Produktivitätserhöhung durch Aufdecken von Verzugskosten

"Wie kommt ein Projekt ein Jahr in Verzug? … einen Tag nach dem anderen." Das hat Fred Brooks einmal so weise gesagt. Der Lean-Gedanke und die Warteschlangentheorie bieten das Wissen an, um dieses Problem zu vermeiden. Damit wird deutlich, wie selbst manche anerkannten Ansätze wie Definition of Ready, Clean Code oder auch Experten im Team zu den Verzugskosten (engl. cost of delay) beitragen können. In diesem Artikel präsentiere ich einfache Werkzeuge und Methoden, um die versteckten Verzugskosten aufzudecken.

Der Kontext

Um eine Aussage zur Produktivitätserhöhung treffen und um darüber hinaus Verzugskosten aufdecken zu können, kommt man nicht darum herum, zu messen. Und damit haben wir schon das erste Problem, denn wie Mihai Nadin einmal so treffend bemerkte: "Wer viel misst, misst Mist." Das liegt vorrangig daran, was mit dem Bonmot "Traue keiner Statistik, die du nicht selbst gefälscht hast" (über den Urheber dieses Zitats wird immer noch gestritten) ausgedrückt wird. Das heißt, alles was gemessen wird, kann so aufbereitet werden, dass das gewünschte Ergebnis vorliegt. Ein gängiges Beispiel in der agilen Entwicklung ist die Messung der Teamgeschwindigkeit (engl. velocity). Es gibt unterschiedliche Messmethoden dafür, die gängigste ist, die Storypunkte der Stories zu addieren, die in einer Iteration (Scrum-Terminologie: Sprint) zur Auslieferung fertiggestellt wurden. Die Storypunkte wiederum spiegeln die Schätzung des Teams wider. Misst man nun diese Teamgeschwindigkeit mit dem Ziel, diese zu erhöhen, so ist der übliche Effekt der, dass das Team zukünftig einfach höher schätzt. Das heißt, eine Story, die bisher mit beispielsweise drei Storypunkten eingeschätzt wurde, wird eben jetzt mit fünf geschätzt – und schon hat sich die Teamgeschwindigkeit um zwei Punkte erhöht.

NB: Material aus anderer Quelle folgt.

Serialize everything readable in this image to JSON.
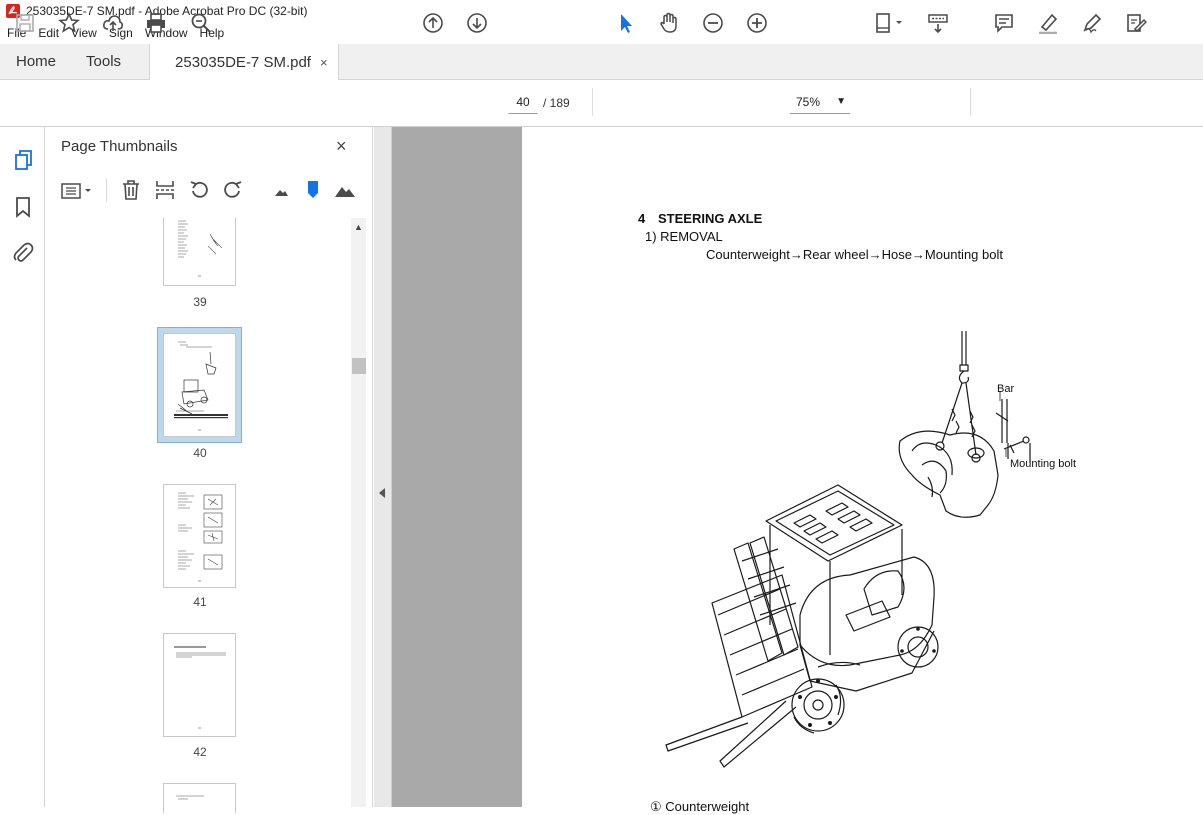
{
  "window": {
    "title": "253035DE-7 SM.pdf - Adobe Acrobat Pro DC (32-bit)"
  },
  "menu": [
    "File",
    "Edit",
    "View",
    "Sign",
    "Window",
    "Help"
  ],
  "tabs": {
    "home": "Home",
    "tools": "Tools",
    "doc": "253035DE-7 SM.pdf",
    "close": "×"
  },
  "nav": {
    "current_page": "40",
    "total_pages": "/ 189",
    "zoom": "75%"
  },
  "panel": {
    "title": "Page Thumbnails",
    "close": "×",
    "thumbnails": [
      {
        "label": "39",
        "selected": false
      },
      {
        "label": "40",
        "selected": true
      },
      {
        "label": "41",
        "selected": false
      },
      {
        "label": "42",
        "selected": false
      }
    ]
  },
  "document": {
    "section_number": "4",
    "section_title": "STEERING AXLE",
    "step": "1)  REMOVAL",
    "sequence": "Counterweight→Rear wheel→Hose→Mounting bolt",
    "label_bar": "Bar",
    "label_bolt": "Mounting bolt",
    "footer_item": "① Counterweight"
  },
  "colors": {
    "accent": "#1473e6",
    "icon": "#4b4b4b",
    "selected_thumb": "#bcd8ec"
  }
}
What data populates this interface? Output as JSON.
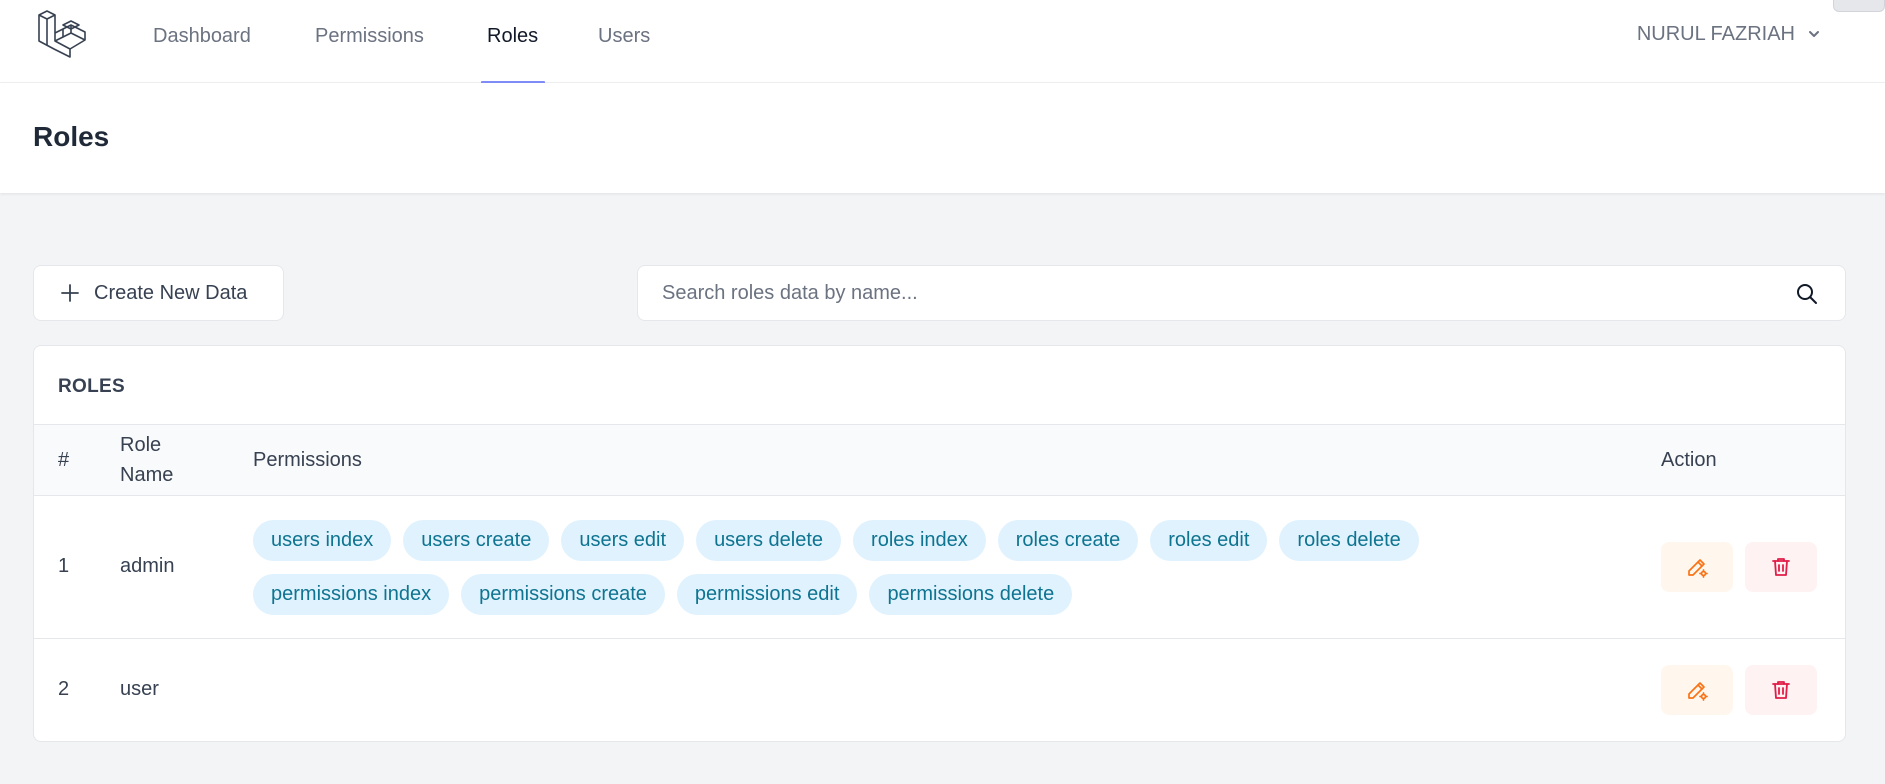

Der Zweck untermauert die Mittel

Für jede Messung muss der Boden bereitet werden. Dafür muss allen voran der Zweck geklärt werden. Alle, die von der Messung betroffen sind, müssen verstehen, was der Zweck der Messung ist und wer hinter diesem Zweck steht. Ein negatives Beispiel aus einem meiner Projekte macht das deutlich:

Die Qualitätssicherung (QS) wollte sicherstellen, dass der Code auch wirklich mit Unit-Tests verifiziert wird. Dafür wurden in "üblicher" QS-Manier Checklisten erarbeitet, die dies entsprechend überprüften. Außerdem wurde mit entsprechenden Grafiken der Zuwachs der Unit-Tests protokolliert. Der Erfolg war phänomenal. Die Abdeckung lag nach kürzester Zeit bei nahezu 100 Prozent. Als ich dann die Implementierung einiger Unit-Tests anschaute, stellte ich fest, dass dort zwar einiges passierte, aber am Ende immer die Programmzeile auftauchte: "XXX.assertTrue(true)". Das heißt, die Tests überprüften gar nichts. Und sie liefen immer erfolgreich durch (true). Dem Team war ganz eindeutig nicht klar, weshalb die QS diese Daten sammelte – bzw. das Team erstellte diese Unit-Tests nur für die QS.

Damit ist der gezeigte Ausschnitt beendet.